Sementara itu, Komisaris Utama SIG, Sigit Widyawan, menilai peresmian fasilitas ekspor ini merupakan awal dari tantangan baru bagi perusahaan. Menurutnya, menjaga kualitas tetap menjadi prioritas utama untuk meningkatkan daya saing. Setelah itu, aspek efisiensi juga harus terus diperkuat agar perusahaan semakin kompetitif dan mampu membuka peluang memasuki pasar yang lebih luas.
"Menjaga kualitas tetap menjadi prioritas utama untuk meningkatkan daya saing. Setelah itu, aspek efisiensi juga harus terus diperkuat agar semakin kompetitif dan membuka peluang memasuki pasar yang lebih luas," ujar Sigit.

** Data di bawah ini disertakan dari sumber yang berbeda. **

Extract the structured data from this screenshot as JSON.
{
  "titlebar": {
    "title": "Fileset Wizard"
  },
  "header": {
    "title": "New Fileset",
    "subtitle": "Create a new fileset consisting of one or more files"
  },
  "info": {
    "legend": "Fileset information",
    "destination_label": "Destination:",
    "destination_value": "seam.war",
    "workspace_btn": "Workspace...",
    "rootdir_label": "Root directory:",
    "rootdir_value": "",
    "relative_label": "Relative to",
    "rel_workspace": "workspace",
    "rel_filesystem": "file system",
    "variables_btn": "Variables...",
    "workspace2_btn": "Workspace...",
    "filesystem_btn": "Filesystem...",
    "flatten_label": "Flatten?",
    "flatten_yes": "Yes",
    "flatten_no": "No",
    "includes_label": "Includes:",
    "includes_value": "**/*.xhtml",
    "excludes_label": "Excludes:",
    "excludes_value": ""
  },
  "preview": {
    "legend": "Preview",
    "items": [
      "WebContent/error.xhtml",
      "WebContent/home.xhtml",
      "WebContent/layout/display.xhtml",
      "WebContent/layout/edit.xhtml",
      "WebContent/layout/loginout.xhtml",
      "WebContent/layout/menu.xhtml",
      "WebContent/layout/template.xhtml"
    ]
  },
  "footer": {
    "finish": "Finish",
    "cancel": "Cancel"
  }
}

Secara kinerja, sepanjang kuartal I/2026, volume penjualan SIG naik 1,7 persen secara tahunan menjadi 8,71 juta ton, dibandingkan periode yang sama pada tahun 2025 yang mencapai 8,57 juta ton. Peningkatan ini didorong oleh penjualan domestik yang naik 5,4 persen secara tahunan, terutama dari segmen semen kantong yang melonjak signifikan sebesar 11 persen secara tahunan. Capaian tersebut bahkan melampaui pertumbuhan permintaan semen kantong nasional yang hanya naik 7,0 persen. Di sisi lain, penjualan regional justru mengalami kontraksi sebesar 8 persen secara tahunan.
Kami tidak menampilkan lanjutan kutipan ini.